Boko Haram suspected of shooting 20 dead in Nigeria

A large group of Boko Haram gunmen fleeing a military offensive on their camp in Nganzai district opened fire on four cars, killing 20 passengers.

A large group of Boko Haram gunmen fleeing a military offensive on their camp in Nganzai district opened fire on four cars, killing 20 passengers.


Twenty people were shot dead by suspected Boko Haram gunmen Wednesday on a road outside a village in Nigeria’s northeast Borno state, local sources said.

A large group of Boko Haram gunmen fleeing a military offensive on their camp in Nganzai district opened fire on four cars just outside Jingalta village, 70 kilometers (45 miles) north of Maiduguri, killing all 20 passengers inside, a vigilante and a villager said.

“We received information of an attack by Boko Haram gunmen on four cars near Jingalta village where they shot dead all 20 occupants of the vehicles before setting the cars ablaze,” Babakura Kolo, a member of a local vigilante group assisting the military in fighting the Islamist sect in Maiduguri, told AFP.

“The gunmen were fleeing a military operation against one of their enclaves in the area around 9:30 am (0830GMT) when they came across the vehicles on the highway and opened fire on them,” Kolo said.

The gunmen, who were driving pick-up trucks and motorcycles, then looted and burnt the entire village whose residents had already fled following the attack, he added.

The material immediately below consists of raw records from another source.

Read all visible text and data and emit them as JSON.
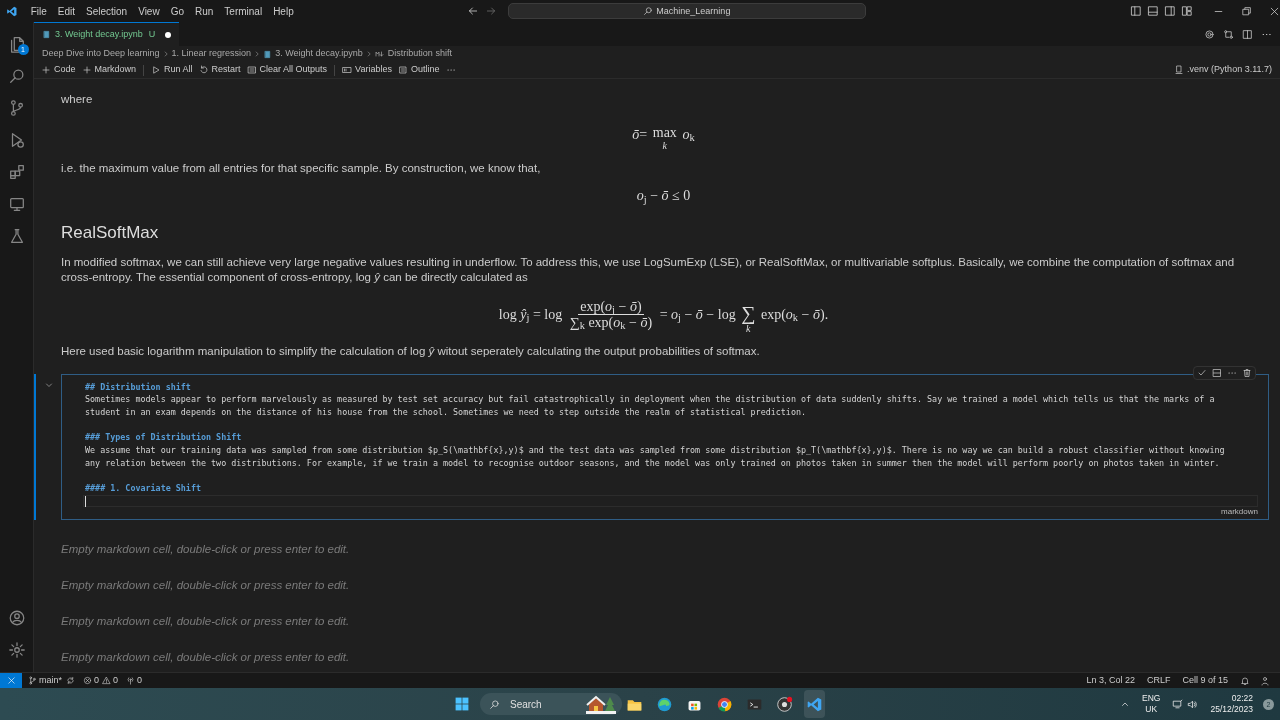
{
  "title_bar": {
    "menu": [
      "File",
      "Edit",
      "Selection",
      "View",
      "Go",
      "Run",
      "Terminal",
      "Help"
    ],
    "search": "Machine_Learning"
  },
  "activity_bar": {
    "badge": "1"
  },
  "tab": {
    "label": "3. Weight decay.ipynb",
    "status": "U",
    "dirty": true
  },
  "breadcrumbs": [
    {
      "kind": "folder",
      "label": "Deep Dive into Deep learning"
    },
    {
      "kind": "folder",
      "label": "1. Linear regression"
    },
    {
      "kind": "notebook",
      "label": "3. Weight decay.ipynb"
    },
    {
      "kind": "markdown",
      "label": "Distribution shift"
    }
  ],
  "toolbar": [
    [
      "Code",
      "Markdown"
    ],
    [
      "Run All",
      "Restart",
      "Clear All Outputs"
    ],
    [
      "Variables",
      "Outline"
    ]
  ],
  "kernel": ".venv (Python 3.11.7)",
  "cells": [
    {
      "kind": "rendered",
      "blocks": [
        {
          "kind": "paragraph",
          "text": "where"
        },
        {
          "kind": "math",
          "tokens": [
            {
              "kind": "text",
              "value": "*ō*= "
            },
            {
              "kind": "limit",
              "op": "max",
              "under": "*k*"
            },
            {
              "kind": "text",
              "value": " *o*$_{k}$"
            }
          ]
        },
        {
          "kind": "paragraph",
          "text": "i.e. the maximum value from all entries for that specific sample. By construction, we know that,"
        },
        {
          "kind": "math",
          "tokens": [
            {
              "kind": "text",
              "value": "*o*$_{j}$ − *ō* ≤ 0"
            }
          ]
        },
        {
          "kind": "heading",
          "text": "RealSoftMax"
        },
        {
          "kind": "paragraph",
          "text": "In modified softmax, we can still achieve very large negative values resulting in underflow. To address this, we use LogSumExp (LSE), or RealSoftMax, or multivariable softplus. Basically, we combine the computation of softmax and cross-entropy. The essential component of cross-entropy, log *ŷ* can be directly calculated as"
        },
        {
          "kind": "math",
          "tokens": [
            {
              "kind": "text",
              "value": "log *ŷ*$_{j}$ = log "
            },
            {
              "kind": "fraction",
              "numerator": "exp(*o*$_{j}$ − *ō*)",
              "denominator": "∑$_{k}$ exp(*o*$_{k}$ − *ō*)"
            },
            {
              "kind": "text",
              "value": " = *o*$_{j}$ − *ō* − log "
            },
            {
              "kind": "limit",
              "op": "∑",
              "under": "*k*"
            },
            {
              "kind": "text",
              "value": " exp(*o*$_{k}$ − *ō*)."
            }
          ]
        },
        {
          "kind": "paragraph",
          "text": "Here used basic logarithm manipulation to simplify the calculation of log *ŷ* witout seperately calculating the output probabilities of softmax."
        }
      ]
    },
    {
      "kind": "editing",
      "selected": true,
      "language": "markdown",
      "lines": [
        {
          "kind": "heading",
          "text": "## Distribution shift"
        },
        {
          "kind": "text",
          "text": "Sometimes models appear to perform marvelously as measured by test set accuracy but fail catastrophically in deployment when the distribution of data suddenly shifts. Say we trained a model which tells us that the marks of a"
        },
        {
          "kind": "text",
          "text": "student in an exam depends on the distance of his house from the school. Sometimes we need to step outside the realm of statistical prediction."
        },
        {
          "kind": "blank"
        },
        {
          "kind": "heading",
          "text": "### Types of Distribution Shift"
        },
        {
          "kind": "text",
          "text": "We assume that our training data was sampled from some distribution $p_S(\\mathbf{x},y)$ and the test data was sampled from some distribution $p_T(\\mathbf{x},y)$. There is no way we can build a robust classifier without knowing"
        },
        {
          "kind": "text",
          "text": "any relation between the two distributions. For example, if we train a model to recognise outdoor seasons, and the model was only trained on photos taken in summer then the model will perform poorly on photos taken in winter."
        },
        {
          "kind": "blank"
        },
        {
          "kind": "heading",
          "text": "#### 1. Covariate Shift"
        },
        {
          "kind": "cursor"
        }
      ]
    },
    {
      "kind": "empty",
      "text": "Empty markdown cell, double-click or press enter to edit."
    },
    {
      "kind": "empty",
      "text": "Empty markdown cell, double-click or press enter to edit."
    },
    {
      "kind": "empty",
      "text": "Empty markdown cell, double-click or press enter to edit."
    },
    {
      "kind": "empty",
      "text": "Empty markdown cell, double-click or press enter to edit."
    }
  ],
  "status_bar": {
    "branch": "main*",
    "errors": "0",
    "warnings": "0",
    "ports": "0",
    "right": [
      "Ln 3, Col 22",
      "CRLF",
      "Cell 9 of 15"
    ]
  },
  "taskbar": {
    "search": "Search",
    "language": [
      "ENG",
      "UK"
    ],
    "time": "02:22",
    "date": "25/12/2023",
    "notifications": "2"
  }
}
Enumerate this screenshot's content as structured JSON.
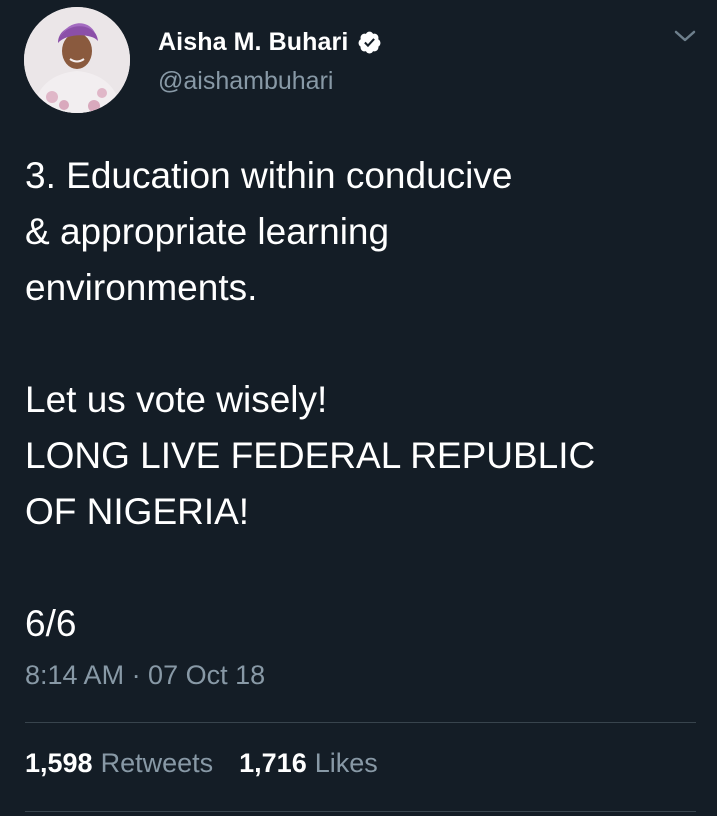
{
  "tweet": {
    "author": {
      "display_name": "Aisha M. Buhari",
      "handle": "@aishambuhari",
      "verified_icon": "verified-badge-icon",
      "avatar_icon": "avatar"
    },
    "menu_icon": "chevron-down-icon",
    "text": "3. Education within conducive\n& appropriate learning\nenvironments.\n\nLet us vote wisely!\nLONG LIVE FEDERAL REPUBLIC\nOF NIGERIA!\n\n6/6",
    "timestamp": "8:14 AM · 07 Oct 18",
    "stats": {
      "retweets_count": "1,598",
      "retweets_label": "Retweets",
      "likes_count": "1,716",
      "likes_label": "Likes"
    }
  },
  "colors": {
    "background": "#141d26",
    "primary_text": "#ffffff",
    "secondary_text": "#8899a6",
    "divider": "#38444d"
  }
}
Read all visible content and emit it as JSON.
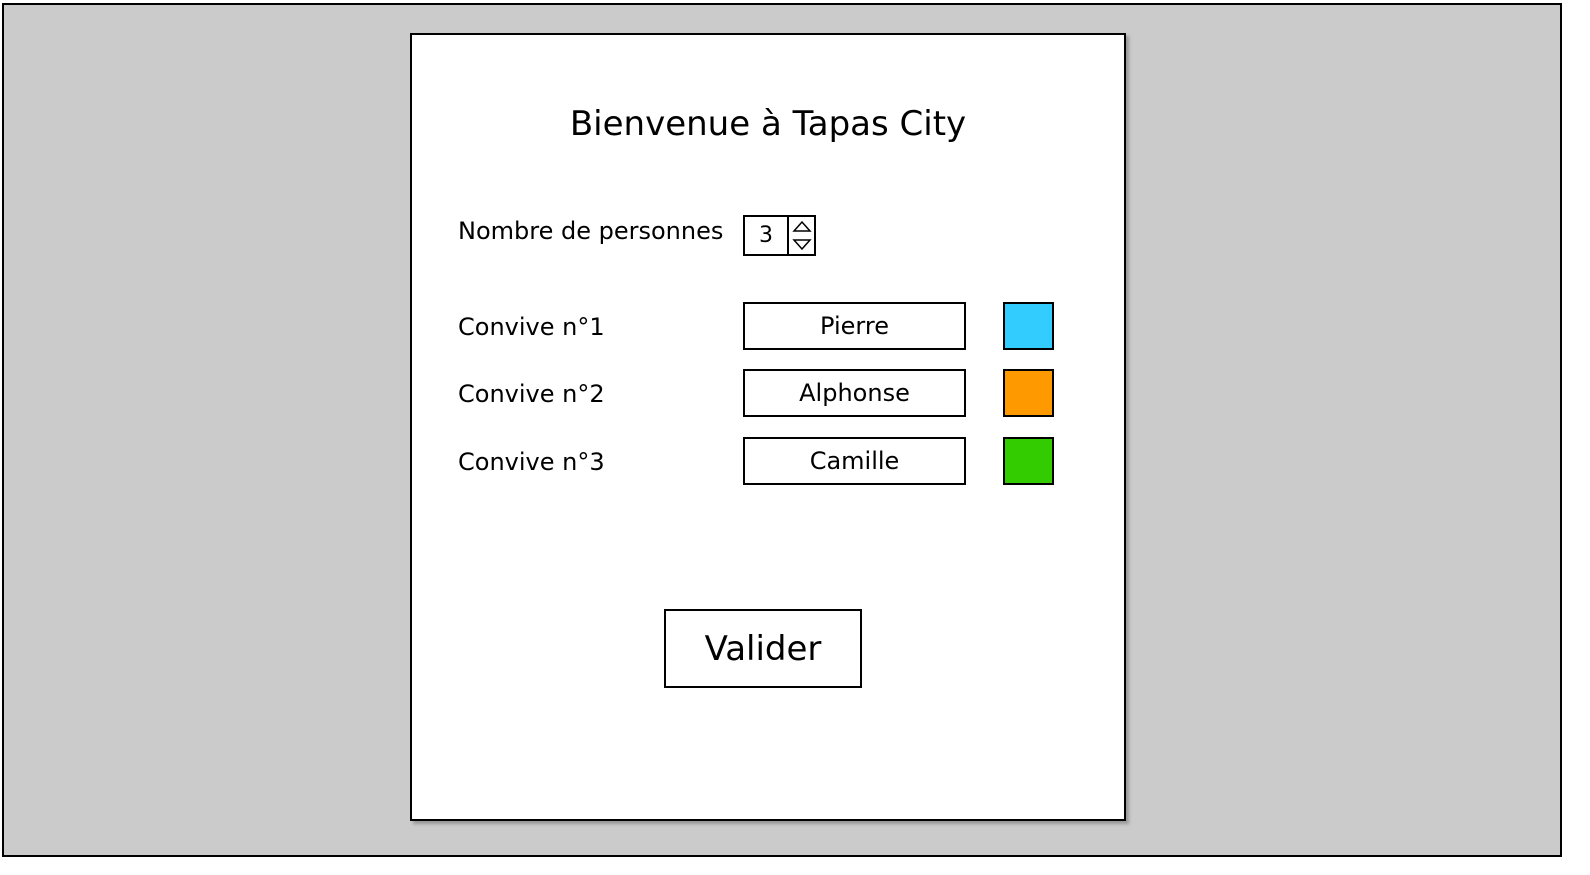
{
  "title": "Bienvenue à Tapas City",
  "person_count": {
    "label": "Nombre de personnes",
    "value": "3"
  },
  "guests": [
    {
      "label": "Convive n°1",
      "name": "Pierre",
      "color": "#33CCFF"
    },
    {
      "label": "Convive n°2",
      "name": "Alphonse",
      "color": "#FF9900"
    },
    {
      "label": "Convive n°3",
      "name": "Camille",
      "color": "#33CC00"
    }
  ],
  "submit_label": "Valider"
}
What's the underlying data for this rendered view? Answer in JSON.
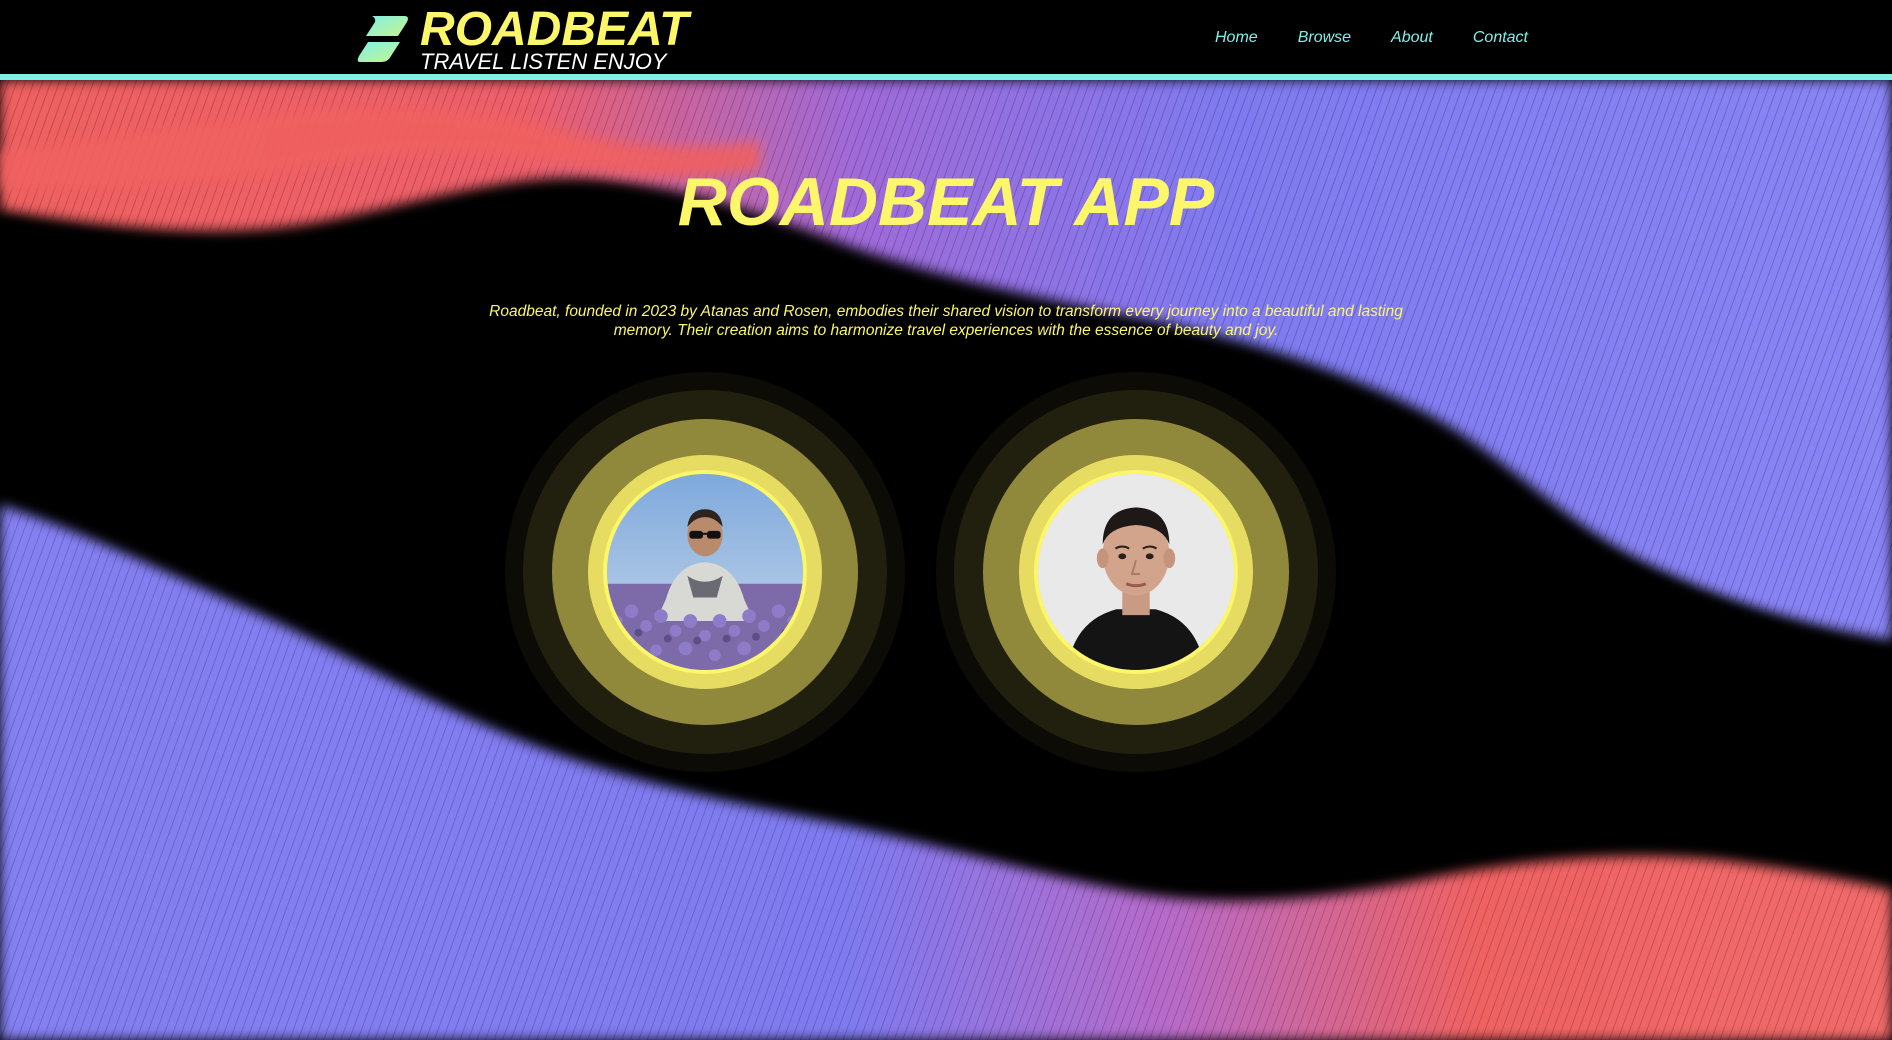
{
  "header": {
    "logo_title": "ROADBEAT",
    "logo_tagline": "TRAVEL LISTEN ENJOY",
    "logo_icon": "roadbeat-logo-icon",
    "nav": [
      {
        "label": "Home"
      },
      {
        "label": "Browse"
      },
      {
        "label": "About"
      },
      {
        "label": "Contact"
      }
    ]
  },
  "main": {
    "title": "ROADBEAT APP",
    "description": "Roadbeat, founded in 2023 by Atanas and Rosen, embodies their shared vision to transform every journey into a beautiful and lasting memory. Their creation aims to harmonize travel experiences with the essence of beauty and joy.",
    "founders": [
      {
        "photo": "founder-photo-lavender-field"
      },
      {
        "photo": "founder-photo-portrait"
      }
    ]
  },
  "colors": {
    "accent_yellow": "#fbf66a",
    "accent_cyan": "#7ef0ea",
    "wave_red": "#f06060",
    "wave_violet": "#7f7af0",
    "background": "#000000"
  }
}
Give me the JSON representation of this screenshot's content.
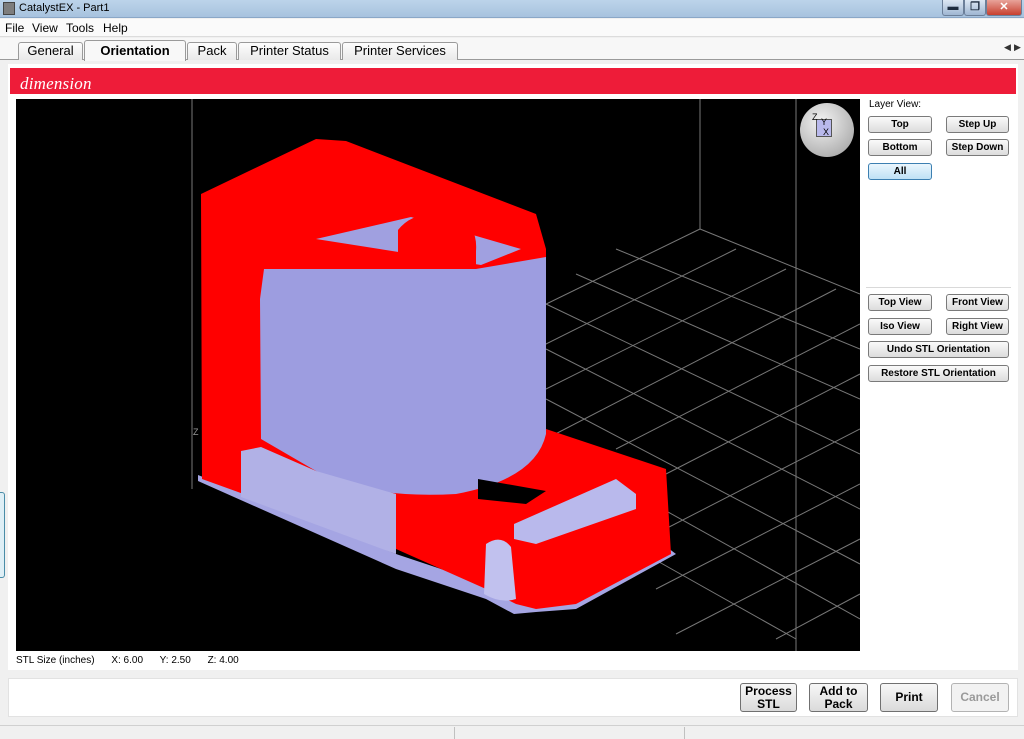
{
  "window": {
    "title": "CatalystEX - Part1",
    "min": "▬",
    "max": "❐",
    "close": "✕"
  },
  "menu": [
    "File",
    "View",
    "Tools",
    "Help"
  ],
  "tabs": [
    {
      "label": "General"
    },
    {
      "label": "Orientation",
      "active": true
    },
    {
      "label": "Pack"
    },
    {
      "label": "Printer Status"
    },
    {
      "label": "Printer Services"
    }
  ],
  "tab_scroll": {
    "left": "◀",
    "right": "▶"
  },
  "brand": {
    "logo_text": "dimension",
    "bar_color": "#ee1c39"
  },
  "viewport": {
    "background": "#000000",
    "model_color": "#ff0000",
    "support_color": "#9999dd",
    "axis_z": "Z",
    "gizmo": {
      "z": "Z",
      "y": "Y",
      "x": "X"
    }
  },
  "layer_view": {
    "label": "Layer View:",
    "top": "Top",
    "step_up": "Step Up",
    "bottom": "Bottom",
    "step_down": "Step Down",
    "all": "All"
  },
  "views": {
    "top_view": "Top View",
    "front_view": "Front View",
    "iso_view": "Iso View",
    "right_view": "Right View",
    "undo": "Undo STL Orientation",
    "restore": "Restore STL Orientation"
  },
  "stl_size": {
    "label": "STL Size (inches)",
    "x": "X: 6.00",
    "y": "Y: 2.50",
    "z": "Z: 4.00"
  },
  "actions": {
    "process_1": "Process",
    "process_2": "STL",
    "add_1": "Add to",
    "add_2": "Pack",
    "print": "Print",
    "cancel": "Cancel"
  }
}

Jibir Hassan, a commercial bus driver who arrived at the scene after the gunmen had fled, confirmed the death toll.

“When we arrived at Jingalta village, we found it smoldering, with everything completely burnt and just outside the village we saw bodies sprawled by the roadside, 20 of them in all,” Hassan told AFP.

“Near the bodies were charred remains of four cars, still shouldering,” said Hassan, who was travelling to the state capital Maiduguri from Monguno town, 80 kilometers (50 miles) from Jingalta.

Boko Haram gunmen regularly kill travelers they come across and raid villages while fleeing military offensives against their bases in the area, he said.

On Monday Boko Haram gunmen killed five travelers and injured another in nearby Mile 40 village, according to Hassan.

And last week, suicide bombers slew dozens of people in attacks on Maiduguri, where the radical movement first emerged.

The insurgency has claimed at least 17,000 lives since 2009.

Nigerian President Muhammadu Buhari, who made the struggle against Boko Haram a priority as soon as he took up office in May, has given the armed forces until the end of the year to crush the Islamist movement.

Last week Wednesday, Buhari said the military was “well-positioned to meet the December deadline which they have been given”.

Campaigns by the armies of the region since the beginning of 2015 have taken back most of the territory held by the insurgents.